Simulación en fiscalización: la secretaria de Honestidad, Leticia Reyes, convertida en escudo de los funcionarios de Jara
La comparecencia de Leticia Elsa Reyes López, titular de la Secretaría de Honestidad, Transparencia y Función Pública, ante el Congreso de Oaxaca, resultó otro ejercicio de evasión política. En lugar de rendir cuentas sobre la actual administración, la funcionaria se limitó a reciclar expedientes de sexenios pasados. Esta vieja estrategia es recurrente cuando se busca desviar la atención de las crecientes denuncias de corrupción interna.
Durante su intervención, Reyes López se enfocó exclusivamente en los 4 mil 437 millones de pesos pendientes de solventar de las gestiones de Gabino Cué y Alejandro Murat. Si bien estas cuentas permanecen como “pendientes por solventar” en la Auditoría Superior de la Federación (ASF), utilizarlos como única bandera de fiscalización evidencia una falta de voluntad para auditar el ejercicio del gobierno de Salomón Jara. La Secretaría de Honestidad parece funcionar más como una oficina de arqueología financiera que como un ente fiscalizador.
La omisión más grave fue el silencio absoluto ante las múltiples denuncias que pesan sobre la Secretaría de Turismo, encabezada por Saymi Pineda Velasco. A pesar de los señalamientos por despilfarro en las Guelaguetzas de 2023, 2024 y 2025, Reyes López no presentó ni una sola auditoría puntual. El mensaje es que en el gobierno de Jara, la lealtad política pesa más que la transparencia.
Diputados de oposición y sectores sociales han documentado presuntos sobreprecios en contratos de souvenirs y conciertos, que superan los 64 millones de pesos. Sin embargo, para la Secretaría de Honestidad, estas pruebas no ameritan una investigación de oficio. Al calificar las críticas como “ información sin sustento”, la dependencia abandona su naturaleza técnica para asumir un rol de defensa partidista y encubrimiento institucional.

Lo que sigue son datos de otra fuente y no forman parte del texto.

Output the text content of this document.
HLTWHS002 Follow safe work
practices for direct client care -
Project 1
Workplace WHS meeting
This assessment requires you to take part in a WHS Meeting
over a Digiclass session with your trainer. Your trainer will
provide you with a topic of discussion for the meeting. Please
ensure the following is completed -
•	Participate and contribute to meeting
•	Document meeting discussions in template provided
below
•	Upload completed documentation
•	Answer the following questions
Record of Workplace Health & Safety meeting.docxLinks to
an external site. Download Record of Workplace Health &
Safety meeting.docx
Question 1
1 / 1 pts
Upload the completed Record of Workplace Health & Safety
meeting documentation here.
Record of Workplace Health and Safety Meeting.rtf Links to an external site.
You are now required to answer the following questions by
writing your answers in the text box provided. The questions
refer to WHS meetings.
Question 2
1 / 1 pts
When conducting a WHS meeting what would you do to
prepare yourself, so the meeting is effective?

Asimismo, la sombra de las «empresas fantasma» o factureras planea sobre diversas dependencias del gabinete de Salomón Jara sin que existan consecuencias. Aunque en redes sociales y medios críticos se han expuesto redes de operadores que presuntamente replican esquemas de desvío de recursos, la secretaria Reyes López prefirió ignorar estos datos. No hay un solo expediente abierto contra funcionarios de alto nivel por estas prácticas.
Esta selectividad en fiscalización administrativa confirma que la lucha contra la corrupción en Oaxaca es, hasta ahora, un discurso de una sola vía. Se persiguen los fantasmas del pasado para ignorar los vicios del presente, permitiendo que el erario siga siendo vulnerado bajo nuevas siglas. La corrupción y la impunidad no ha desaparecido: simplemente ha cambiado de beneficiarios en el gobierno de la “primavera”.
La falta de investigaciones sobre el uso de recursos en obras públicas y contratos asignados a «compadres» debilita la confianza ciudadana. Reyes López presumió cifras de la Auditoría Superior de la Federación que corresponden a años anteriores, eludiendo su responsabilidad de vigilar el ejercicio fiscal actual. El Congreso local atestiguó una comparecencia técnica en datos, pero moralmente vacía de compromiso.
Tras la adversa consulta de revocación de mandato, el gobernador de Salomón Jara pidió a su secretarios y secretarias “hablar con la verdad” en sus comparecencias, pero la secretaria de Honestidad actúa como un filtro que protege al gabinete. Al no sancionar el presunto mal manejo de fondos en las fiestas de los oaxaqueños, la transparencia se vuelve una simulación. La rendición de cuentas no puede ser retroactiva si pretende ser creíble para el pueblo.
La crisis fiscal que tanto menciona la administración actual no se resuelve solo señalando las deudas heredadas de 17 mil millones. Se resuelve deteniendo el flujo de recursos hacia empresas de dudosa procedencia y castigando la corrupción, las factureras y el nepotismo vigente. Sin auditorías en tiempo real, Oaxaca está condenada a repetir el ciclo de saqueo que hoy la secretaría Reyes dice combatir con fervor.
La comparecencia dejó un sabor amargo: una entidad fiscalizadora que mira por el retrovisor para no ver el choque inminente frente a ella. Mientras no existan sanciones para los funcionarios de la administración de Jara, la «honestidad» seguirá siendo solo un nombre en el membrete de una oficina pública sin dientes.